Use a dynamic DNS service such as dynv6.com, which supports creating TXT records programmatically. Get a zone. Set up openwrt.your-zone.dynv6.net to point to 192.168.1.1. Create a nsupdate key there. Set up ACME to use DNS-based challenge for openwrt.your-zone.dynv6.net, provide it with the nsupdate key that you created earlier. Wait while it creates and deletes _acme-challenge.openwrt.your-zone.dynv6.net TXT record as directed by Let's Encrypt, getting a certificate in the process. Done.
Also recommended: in DHCP and DNS, explicitly map openwrt.your-zone.dynv6.net to 192.168.1.1, so that it is accessible via domain name even when yout internet connection is down.

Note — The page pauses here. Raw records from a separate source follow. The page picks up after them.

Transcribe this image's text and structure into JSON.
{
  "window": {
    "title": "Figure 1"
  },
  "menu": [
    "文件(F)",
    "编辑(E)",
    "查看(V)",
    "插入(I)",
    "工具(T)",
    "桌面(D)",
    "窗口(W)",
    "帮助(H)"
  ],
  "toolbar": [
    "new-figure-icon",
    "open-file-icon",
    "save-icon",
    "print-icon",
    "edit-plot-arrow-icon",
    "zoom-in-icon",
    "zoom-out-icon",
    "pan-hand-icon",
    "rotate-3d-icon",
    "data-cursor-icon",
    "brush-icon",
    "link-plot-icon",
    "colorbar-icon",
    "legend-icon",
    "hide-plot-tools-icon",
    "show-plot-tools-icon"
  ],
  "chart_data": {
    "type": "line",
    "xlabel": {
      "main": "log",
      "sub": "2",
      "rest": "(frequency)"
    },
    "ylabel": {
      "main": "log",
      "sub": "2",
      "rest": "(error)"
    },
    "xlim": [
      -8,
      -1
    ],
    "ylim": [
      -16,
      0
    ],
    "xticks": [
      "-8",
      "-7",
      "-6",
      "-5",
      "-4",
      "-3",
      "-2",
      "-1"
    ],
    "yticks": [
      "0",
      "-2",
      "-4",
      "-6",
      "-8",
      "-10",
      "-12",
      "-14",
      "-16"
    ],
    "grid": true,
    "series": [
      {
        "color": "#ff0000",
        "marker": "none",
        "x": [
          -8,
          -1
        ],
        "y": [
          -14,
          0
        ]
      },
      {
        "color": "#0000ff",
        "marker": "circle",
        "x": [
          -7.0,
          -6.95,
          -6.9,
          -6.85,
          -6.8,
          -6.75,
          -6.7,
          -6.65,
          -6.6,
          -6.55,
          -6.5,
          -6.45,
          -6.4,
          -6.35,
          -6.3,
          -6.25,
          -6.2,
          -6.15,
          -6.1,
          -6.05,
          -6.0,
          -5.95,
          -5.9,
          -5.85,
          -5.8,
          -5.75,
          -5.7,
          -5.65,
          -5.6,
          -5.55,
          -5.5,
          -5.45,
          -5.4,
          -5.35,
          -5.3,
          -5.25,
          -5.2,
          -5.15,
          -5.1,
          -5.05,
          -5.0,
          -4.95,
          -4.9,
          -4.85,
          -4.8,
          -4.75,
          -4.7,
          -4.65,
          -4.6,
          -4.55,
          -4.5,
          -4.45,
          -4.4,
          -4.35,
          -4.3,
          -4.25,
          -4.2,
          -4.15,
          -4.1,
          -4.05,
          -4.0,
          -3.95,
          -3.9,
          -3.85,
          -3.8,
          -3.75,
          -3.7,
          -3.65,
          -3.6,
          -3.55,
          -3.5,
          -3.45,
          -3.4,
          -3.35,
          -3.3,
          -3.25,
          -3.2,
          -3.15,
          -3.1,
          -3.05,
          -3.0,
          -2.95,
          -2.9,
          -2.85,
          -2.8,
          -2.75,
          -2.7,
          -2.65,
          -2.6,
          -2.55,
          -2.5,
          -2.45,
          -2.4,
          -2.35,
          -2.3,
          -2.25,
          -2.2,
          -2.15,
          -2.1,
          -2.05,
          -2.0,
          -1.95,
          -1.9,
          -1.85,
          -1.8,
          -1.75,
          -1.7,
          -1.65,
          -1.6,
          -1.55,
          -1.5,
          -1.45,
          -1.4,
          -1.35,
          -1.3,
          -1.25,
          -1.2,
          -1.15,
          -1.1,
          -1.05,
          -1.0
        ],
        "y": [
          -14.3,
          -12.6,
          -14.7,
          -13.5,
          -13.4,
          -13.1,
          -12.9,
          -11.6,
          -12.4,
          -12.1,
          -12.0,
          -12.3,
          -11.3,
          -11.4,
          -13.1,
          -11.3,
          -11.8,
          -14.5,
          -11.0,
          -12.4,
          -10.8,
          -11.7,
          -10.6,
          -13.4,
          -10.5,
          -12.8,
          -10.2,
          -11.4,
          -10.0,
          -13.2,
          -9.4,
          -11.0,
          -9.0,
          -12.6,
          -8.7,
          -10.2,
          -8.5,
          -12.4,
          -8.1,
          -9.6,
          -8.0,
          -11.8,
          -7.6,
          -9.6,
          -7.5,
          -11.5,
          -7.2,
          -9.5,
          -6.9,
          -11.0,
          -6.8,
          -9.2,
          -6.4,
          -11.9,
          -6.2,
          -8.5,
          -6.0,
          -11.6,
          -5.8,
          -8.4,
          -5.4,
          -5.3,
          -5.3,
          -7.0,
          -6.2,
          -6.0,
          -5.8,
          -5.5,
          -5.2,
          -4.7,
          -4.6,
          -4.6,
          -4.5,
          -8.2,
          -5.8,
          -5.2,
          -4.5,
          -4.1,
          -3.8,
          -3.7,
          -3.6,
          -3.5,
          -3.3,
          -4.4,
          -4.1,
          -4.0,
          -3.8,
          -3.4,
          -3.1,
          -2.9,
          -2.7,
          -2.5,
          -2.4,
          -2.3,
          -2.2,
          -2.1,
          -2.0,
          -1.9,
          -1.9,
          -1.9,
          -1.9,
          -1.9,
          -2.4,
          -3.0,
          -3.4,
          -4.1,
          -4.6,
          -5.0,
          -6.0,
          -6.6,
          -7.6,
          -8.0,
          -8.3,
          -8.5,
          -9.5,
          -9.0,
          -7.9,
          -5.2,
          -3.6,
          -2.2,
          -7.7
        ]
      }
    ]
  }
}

the LE certificate would have been issued against your DDNS domain name. You will need to configure your internal DNS (i.e. DNSMasq on your router) to resolve this to your routers internal interface. After you have configured DNSMasq then check that pinging your DDNS domain name returns the IP address of the internal interface on the router. Next, use your browser to connect to your router on the internal interface *** using your DDNS domain name ****
Note that by doing the above you will have lost DNSMasq resolution to your DDNS name in the public namespace. You will need to sort out how to get around this. There are several ways but none are elegant and will cause serious issues with any applications that need to resolve to the public namespace. TBH i don't see much benefit in what you are trying to do.
actually you can just add in the DDNS domain name -> local router IP address in your local hosts file on your PC. This should be enough to connect to your router using your DDNS name and LE certificates without affecting applications on the router. But any applications on your PC will still not resolve correctly to the public namespace. You will be running a split DNS namespace on your PC.
Yes. I use the acme package for the 1st router. Seems inefficient to run on the 2 others when it would be the same certificate. And that wouldn't solve the HA, NAS & other needs.
What I'm looking for is an automated certificate distribution solution that is sufficiently mindful of the security needed around private key certificate info.
And "yet again", one that seems wastefully duplicative, and that wouldn't solve for my non-OpenWRT needs.
Why get Let's Encrypt to issue exactly the same certificate to an instance of acme on each server when one can just copy the one already issued? Something like a cron job or scp.